Matt was looking at him with slowly dawning horror.
“One word, Matt. That’s all it will take to finish you in ’salem’s Lot.”
“So there’s nothing to be done.”
“Yes, there is. You have a certain theory about who—or what—killed Mike Ryerson. The theory is relatively simple to prove or disprove, I think. I’m in a hell of a fix. I can’t believe you’re crazy, but I can’t believe that Danny Glick came back from the dead and sucked Mike Ryerson’s blood for a whole week before killing him, either. But I’m going to put the idea to the test. And you’ve got to help.”
“How?”
“Call your doctor, Cody is his name? Then call Parkins Gillespie. Let the machinery take over. Tell your story just as though you’d never heard a thing in the night. You went into Dell’s and sat down with Mike. He said he’d been feeling sick since last Sunday.
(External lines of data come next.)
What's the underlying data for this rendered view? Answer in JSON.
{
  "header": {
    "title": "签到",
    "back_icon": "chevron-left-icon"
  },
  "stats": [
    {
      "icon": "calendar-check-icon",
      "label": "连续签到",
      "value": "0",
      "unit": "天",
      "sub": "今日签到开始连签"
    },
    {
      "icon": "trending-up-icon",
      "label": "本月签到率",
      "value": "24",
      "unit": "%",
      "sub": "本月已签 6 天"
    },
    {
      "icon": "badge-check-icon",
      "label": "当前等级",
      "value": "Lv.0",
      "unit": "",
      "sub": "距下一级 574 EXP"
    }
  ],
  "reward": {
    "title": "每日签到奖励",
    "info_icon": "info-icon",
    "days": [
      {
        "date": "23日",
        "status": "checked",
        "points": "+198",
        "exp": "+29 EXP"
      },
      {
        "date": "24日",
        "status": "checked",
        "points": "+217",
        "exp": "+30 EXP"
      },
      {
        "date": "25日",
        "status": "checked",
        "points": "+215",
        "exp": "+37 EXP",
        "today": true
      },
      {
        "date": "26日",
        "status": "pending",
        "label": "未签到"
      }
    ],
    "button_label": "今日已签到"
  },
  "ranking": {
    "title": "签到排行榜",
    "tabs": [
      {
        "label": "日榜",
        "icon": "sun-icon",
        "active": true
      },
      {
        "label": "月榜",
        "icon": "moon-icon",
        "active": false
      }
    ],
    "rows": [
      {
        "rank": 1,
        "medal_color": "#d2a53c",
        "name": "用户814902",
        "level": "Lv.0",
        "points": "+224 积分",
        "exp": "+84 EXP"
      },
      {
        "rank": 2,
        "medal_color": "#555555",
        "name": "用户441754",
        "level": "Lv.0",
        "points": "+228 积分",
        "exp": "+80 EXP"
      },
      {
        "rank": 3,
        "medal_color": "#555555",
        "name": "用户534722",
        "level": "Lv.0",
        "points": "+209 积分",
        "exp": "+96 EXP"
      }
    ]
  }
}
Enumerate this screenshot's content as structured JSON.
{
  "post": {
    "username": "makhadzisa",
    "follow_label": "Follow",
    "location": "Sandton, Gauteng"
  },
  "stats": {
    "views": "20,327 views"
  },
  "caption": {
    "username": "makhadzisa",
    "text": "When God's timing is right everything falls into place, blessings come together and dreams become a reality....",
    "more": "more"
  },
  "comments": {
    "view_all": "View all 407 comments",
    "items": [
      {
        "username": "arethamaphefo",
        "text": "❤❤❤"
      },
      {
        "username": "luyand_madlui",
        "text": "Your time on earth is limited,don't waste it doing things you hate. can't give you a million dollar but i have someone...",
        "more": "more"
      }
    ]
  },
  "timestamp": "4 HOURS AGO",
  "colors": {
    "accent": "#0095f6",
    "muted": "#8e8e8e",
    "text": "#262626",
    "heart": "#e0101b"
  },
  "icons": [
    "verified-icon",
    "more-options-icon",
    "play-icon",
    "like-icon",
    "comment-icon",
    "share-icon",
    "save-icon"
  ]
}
You invited him home with you. You went in to check him around three-thirty this morning, couldn’t wake him, and called me.”
“That’s all?”
“That’s it. When you speak to Cody, don’t even say he’s dead.”
“Not dead—”
“Christ, how do we know he is?” Ben exploded. “You took his pulse and couldn’t find it; I tried to find his breath and couldn’t do it. If I thought someone was going to shove me into my grave on that basis, I’d damn well pack a lunch. Especially if I looked as lifelike as he does.”
“That bothers you as much as it does me, doesn’t it?”
“Yes, it bothers me,” Ben admitted. “He looks like a goddamn waxwork.”
“All right,” Matt said. “You’re talking sense…as much as anyone can in a business like this. I guess I sounded nuts, at that.”
Ben started to deprecate, but Matt waved it off. “But suppose…just hypothetically…that my first suspicion is right? Would you want even the remotest possibility in the back of your mind? The possibility that Mike might…come back?”
“As I said, that theory is easy enough to prove or disprove. And it isn’t what bothers me about all this.”
“What is?”
“Just a minute. First things first. Proving or disproving it ought to be no more than an exercise in logic—ruling out possibilities. First possibility: Mike died of some disease—a virus or something. How do you confirm that or rule it out?”